Date: Mon, 26 May 2003 10:52:24 -0400
Message-ID: <75atab.7gn.ln_at_mercury.downsfam.net>
Quoting unnamed sources, Bob Badour claimed:
> "Kenneth Downs" <ken_remove_underscores_downs_at_downsfam.net> wrote in
> message news:0gvrab.dhl.ln_at_mercury.downsfam.net...
>> Quoting unnamed sources, Bob Badour claimed:
>>
>> > "Kenneth Downs" <MyUseNetHandle_at_linuxmail.org> wrote in message
>> > news:e3arab.kkk.ln_at_mercury.downsfam.net...
>> >> Hi folks. I've been lurking here for a few weeks now and have made a
>> >> post or two, but up until now have not started a thread.
>> >>
>> >> There is a topic close to my heart which I do not see discussed here
>> >> much,
>> >> and I wonder if it is considered topical. Briefly, I spend my days
>> >> designing and implementing data-driven systems, wherein we use a
>> > collection
>> >> of tables that describe tables, columns, keys, references and so
>> >> forth.
>> >
>> > This sounds suspiciously like a system catalog.
>>
>> This may be only semantics, but we reserve the term "system catalog" for
> the
>> database server's tables or views of the schema.
>
> It's not even semantics. A proper system catalog would necessarily include
> at least everything mentioned in your earlier post. The system catalog
> should completely describe all domains and relation variables including
> all constraints ie. all predicates.
>
>
>> Our own tables are >> outside of the system catalog.
>
> I suggest this indicates a deficiency in your system catalog.
Bob, I cannot follow your reasoning because you did not speak to my distinction between the vendor's system catalog (ie, MS SQL Server, DB/2, etc.) and our own application's catalog.

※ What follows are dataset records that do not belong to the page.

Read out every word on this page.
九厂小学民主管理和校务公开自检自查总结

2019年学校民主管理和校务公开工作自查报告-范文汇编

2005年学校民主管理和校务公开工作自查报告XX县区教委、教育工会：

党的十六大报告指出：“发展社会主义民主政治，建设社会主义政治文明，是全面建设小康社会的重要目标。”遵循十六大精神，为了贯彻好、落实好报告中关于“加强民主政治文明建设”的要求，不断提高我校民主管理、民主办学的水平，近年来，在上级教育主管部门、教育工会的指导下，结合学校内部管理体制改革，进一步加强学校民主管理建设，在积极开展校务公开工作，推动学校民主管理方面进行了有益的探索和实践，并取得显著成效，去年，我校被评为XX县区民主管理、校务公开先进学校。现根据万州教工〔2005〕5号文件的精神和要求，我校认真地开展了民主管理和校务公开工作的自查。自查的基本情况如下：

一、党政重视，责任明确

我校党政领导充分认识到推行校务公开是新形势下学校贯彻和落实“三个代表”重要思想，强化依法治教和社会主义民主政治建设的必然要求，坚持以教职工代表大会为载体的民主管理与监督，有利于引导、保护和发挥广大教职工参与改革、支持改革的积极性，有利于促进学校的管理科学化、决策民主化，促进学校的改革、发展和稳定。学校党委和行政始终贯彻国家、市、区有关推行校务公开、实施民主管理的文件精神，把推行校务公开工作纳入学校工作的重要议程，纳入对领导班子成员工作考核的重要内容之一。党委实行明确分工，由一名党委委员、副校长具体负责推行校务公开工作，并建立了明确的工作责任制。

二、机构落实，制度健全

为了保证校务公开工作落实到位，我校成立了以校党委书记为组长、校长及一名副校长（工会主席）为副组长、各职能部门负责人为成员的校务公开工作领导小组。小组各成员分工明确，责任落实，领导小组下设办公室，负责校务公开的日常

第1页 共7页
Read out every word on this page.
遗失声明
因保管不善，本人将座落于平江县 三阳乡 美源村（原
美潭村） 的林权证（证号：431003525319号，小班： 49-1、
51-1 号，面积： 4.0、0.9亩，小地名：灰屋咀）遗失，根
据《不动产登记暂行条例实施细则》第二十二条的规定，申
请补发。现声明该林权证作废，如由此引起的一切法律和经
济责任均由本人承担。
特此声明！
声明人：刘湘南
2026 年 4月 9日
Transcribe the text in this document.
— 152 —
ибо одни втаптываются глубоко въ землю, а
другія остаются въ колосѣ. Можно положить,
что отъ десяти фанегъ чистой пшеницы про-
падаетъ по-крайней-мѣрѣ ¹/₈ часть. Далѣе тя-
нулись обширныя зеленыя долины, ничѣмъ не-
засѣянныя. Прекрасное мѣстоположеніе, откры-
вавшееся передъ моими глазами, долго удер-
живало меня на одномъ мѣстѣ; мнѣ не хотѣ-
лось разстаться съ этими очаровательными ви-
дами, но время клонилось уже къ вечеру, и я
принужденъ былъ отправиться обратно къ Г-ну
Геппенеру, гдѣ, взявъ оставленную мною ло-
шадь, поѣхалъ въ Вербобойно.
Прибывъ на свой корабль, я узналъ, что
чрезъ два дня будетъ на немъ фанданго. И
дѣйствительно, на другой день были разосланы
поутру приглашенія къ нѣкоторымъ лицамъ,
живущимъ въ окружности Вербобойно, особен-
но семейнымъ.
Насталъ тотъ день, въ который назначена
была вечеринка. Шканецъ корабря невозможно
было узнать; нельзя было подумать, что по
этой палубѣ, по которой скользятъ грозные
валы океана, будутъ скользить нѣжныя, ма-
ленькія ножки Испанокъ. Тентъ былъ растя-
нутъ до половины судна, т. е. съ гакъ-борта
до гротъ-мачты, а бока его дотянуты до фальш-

There is no "my catalog" because I am not authoring a DB server, I am using a DB server. Again, we reserve (rightly or wrongly) the term "system catalog" for what the vendor provides to us.
<snip>
As for the rest of it, you address each example and point by asserting that you see no value in any of it, so I will have to accept that you don't.